The kid was impressed. And it was a welcome diversion considering that we spent our night as a family, wandering around different neighborhoods, entertaining our toddler FOR FREE. That’s a miracle at any time of the year, but doubly so in a cash-strapped month.

Then we headed to the larger Christmas tree lane. It was late and her little legs were tired so we pushed her around in the stroller. I only got one shot of her all bundled up, with a thrifted crocheted blanket in her stroller, but I used flash and she’s covering her eyes and making a pissed off face so I’ll spare you.

This Christmas tree lane had been decorating every year since before I was born. I remember visiting it as a child and looking for certain decorations year after year. This neighborhood had the works, lights timed to music, animatronic figures, a and a Santa, handing out candy canes.

Several families were also on foot and we even passed by our neighbors who live across the street, which was pretty funny. When we approached Santa he gave Isobel a candy cane and she held it out in front of her, stiffly, and crinkled the plastic wrap. I don’t think she’s aware candy canes are edible, which is fine by me. She loved just holding it.

As we were leaving Santa a giant truck drove by and rudely shouted out, “HEY SANTA!” This guy was a total ass. Without missing a beat Santa turned around and shouted, “YOU ARE ON THE NAUGHTY LIST!”

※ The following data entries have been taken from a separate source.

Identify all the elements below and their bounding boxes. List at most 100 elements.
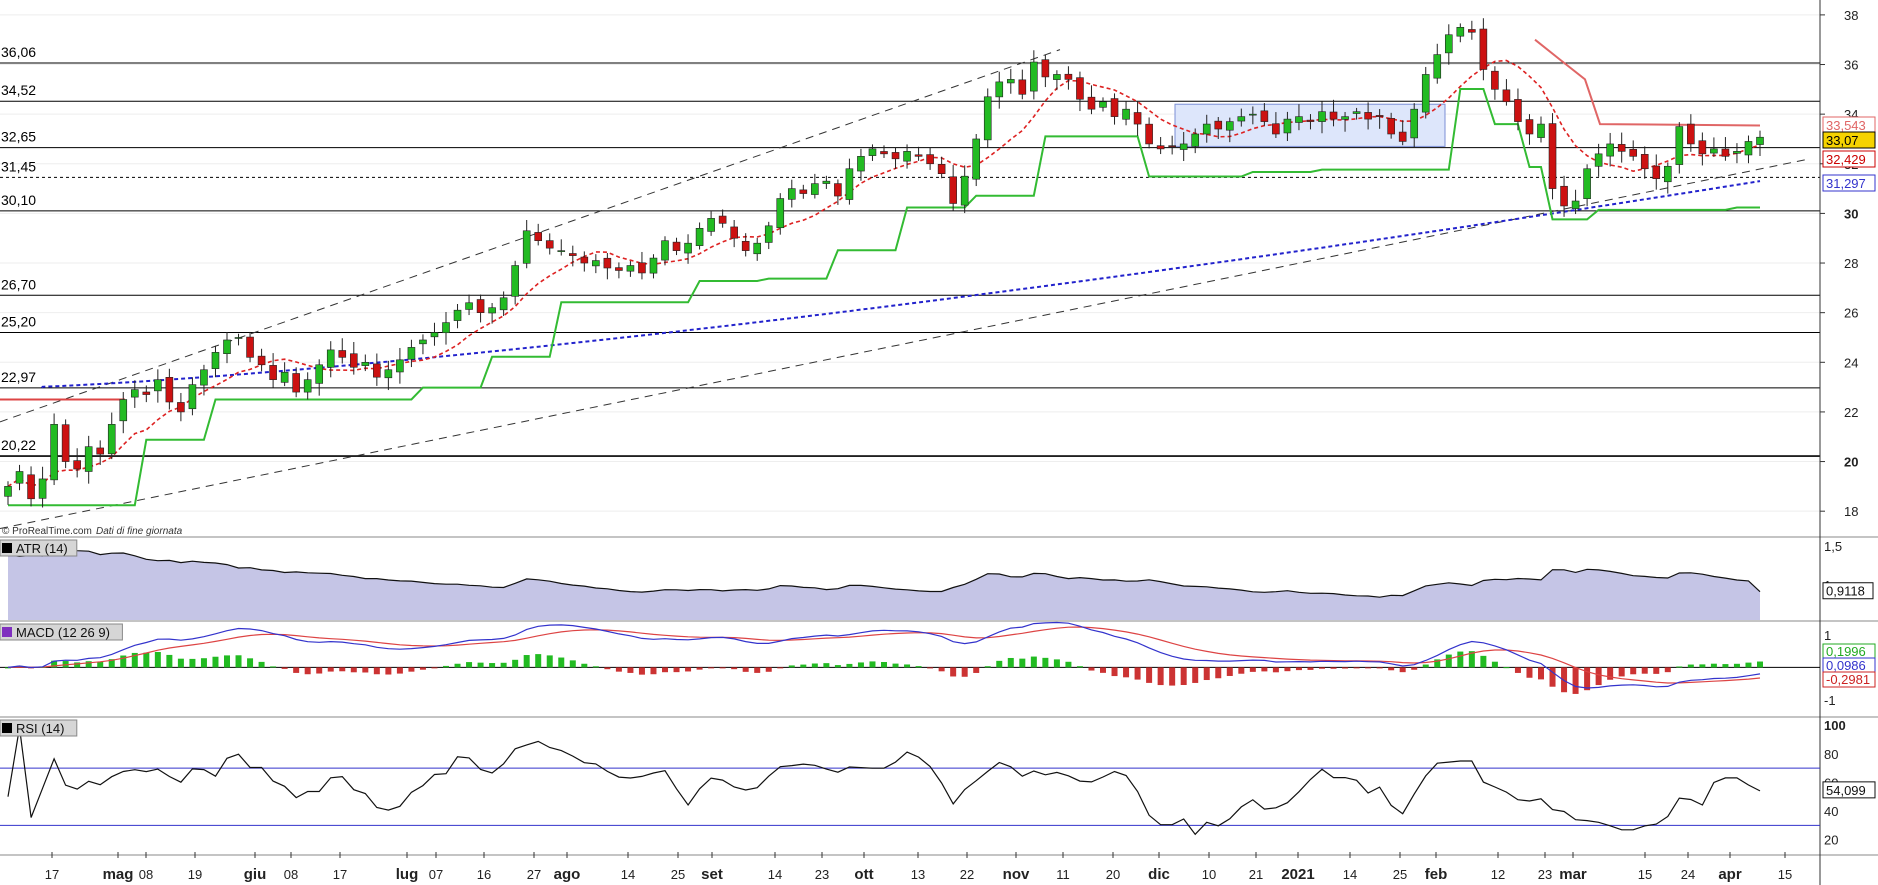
candle-body xyxy=(1295,116,1303,123)
candle-body xyxy=(292,373,300,393)
price-badge-label: 33,543 xyxy=(1826,118,1866,133)
candle xyxy=(1295,104,1303,131)
candle-body xyxy=(972,138,981,180)
macd-bar xyxy=(788,665,795,668)
candle-body xyxy=(27,474,35,500)
x-tick-label: feb xyxy=(1425,866,1448,883)
candle xyxy=(1687,114,1695,152)
candle xyxy=(603,252,612,280)
candle xyxy=(1537,116,1545,143)
macd-bar xyxy=(1411,667,1418,670)
macd-bar xyxy=(224,655,230,668)
macd-bar xyxy=(1076,666,1083,668)
candle-body xyxy=(200,369,208,386)
level-label: 34,52 xyxy=(1,82,36,98)
indicator-title: RSI (14) xyxy=(0,719,78,737)
macd-bar xyxy=(1434,659,1441,668)
candle xyxy=(303,372,312,400)
candle-body xyxy=(1514,99,1522,122)
x-tick-label: 21 xyxy=(1249,867,1263,882)
macd-bar xyxy=(1491,661,1498,668)
candle-body xyxy=(960,175,969,206)
candle-body xyxy=(1617,144,1626,152)
candle xyxy=(522,220,531,269)
level-label: 36,06 xyxy=(1,44,36,60)
candle xyxy=(154,369,162,403)
candle xyxy=(568,245,577,267)
candle-body xyxy=(1110,98,1119,117)
macd-bar xyxy=(1019,658,1026,668)
macd-bar xyxy=(143,652,150,668)
candle-body xyxy=(396,359,404,373)
x-tick-label: set xyxy=(701,866,723,883)
macd-bar xyxy=(1042,657,1049,668)
candle-body xyxy=(1387,118,1395,135)
macd-bar xyxy=(1572,667,1579,694)
macd-bar xyxy=(742,667,749,672)
candle-body xyxy=(1583,168,1591,200)
candle xyxy=(672,237,681,256)
candle xyxy=(926,147,934,170)
candle xyxy=(1525,114,1534,145)
candle xyxy=(188,377,197,416)
candle xyxy=(1006,68,1015,94)
candle-body xyxy=(1433,54,1442,79)
candle xyxy=(1583,164,1591,207)
candle-body xyxy=(338,350,347,358)
candle xyxy=(1191,128,1200,154)
candle xyxy=(1237,108,1246,127)
candle-body xyxy=(1133,112,1142,125)
macd-bar xyxy=(1111,667,1118,677)
x-tick-label: 25 xyxy=(1393,867,1407,882)
candle xyxy=(1675,122,1684,174)
candle xyxy=(1318,101,1326,134)
indicator-title-text: ATR (14) xyxy=(16,541,68,556)
macd-bar xyxy=(673,667,680,673)
candle-body xyxy=(949,176,957,204)
macd-bar xyxy=(454,663,461,668)
candle xyxy=(373,353,381,386)
candle-body xyxy=(61,424,70,462)
level-label: 32,65 xyxy=(1,129,36,145)
candle xyxy=(396,347,404,384)
x-tick-label: 19 xyxy=(188,867,202,882)
macd-bar xyxy=(1445,654,1452,668)
macd-bar xyxy=(535,654,542,668)
x-tick-label: ago xyxy=(554,866,581,883)
x-tick-label: 14 xyxy=(1343,867,1357,882)
candle xyxy=(73,448,81,478)
candle-body xyxy=(1249,113,1257,116)
candle xyxy=(96,440,105,465)
macd-bar xyxy=(1480,655,1487,668)
macd-bar xyxy=(523,655,530,668)
indicator-title: ATR (14) xyxy=(0,539,78,557)
macd-bar xyxy=(1123,667,1130,678)
macd-bar xyxy=(1388,667,1395,671)
candle-body xyxy=(315,364,324,384)
candle-body xyxy=(568,253,577,256)
macd-bar xyxy=(823,663,830,668)
candle-body xyxy=(799,189,808,194)
candle-body xyxy=(1571,200,1580,209)
rsi-tick-label: 20 xyxy=(1824,833,1838,848)
macd-bar xyxy=(373,667,380,675)
candle-body xyxy=(649,257,658,274)
price-tick-label: 26 xyxy=(1844,306,1858,321)
macd-tick-label: 1 xyxy=(1824,628,1831,643)
macd-bar xyxy=(293,667,300,673)
candle xyxy=(799,184,808,199)
candle-body xyxy=(1272,123,1280,135)
candle-body xyxy=(1594,153,1603,167)
macd-bar xyxy=(1399,667,1406,673)
candle xyxy=(1733,143,1741,164)
candle xyxy=(50,413,58,486)
macd-bar xyxy=(961,667,968,677)
indicator-title-text: MACD (12 26 9) xyxy=(16,625,110,640)
macd-bar xyxy=(270,666,277,668)
macd-bar xyxy=(1307,667,1314,670)
candle xyxy=(638,251,646,280)
macd-bar xyxy=(339,667,346,672)
macd-bar xyxy=(754,667,761,673)
macd-bar xyxy=(200,658,207,668)
candle-body xyxy=(84,446,93,472)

For those of you waiting for Christmas cards from me and wondering if I’ve forgotten, I haven’t. It’s just taken awhile for me to collect everyone’s address. I want to mail them out all at once because if you’re a parent you know that the few trips you endure to the Post Office with your child during the holidays, the better. I’m also trying to plan our yearly Christmas budget, so sending cards all at once will help me gauge that. I hope to get them send off by Monday. Happy weekend.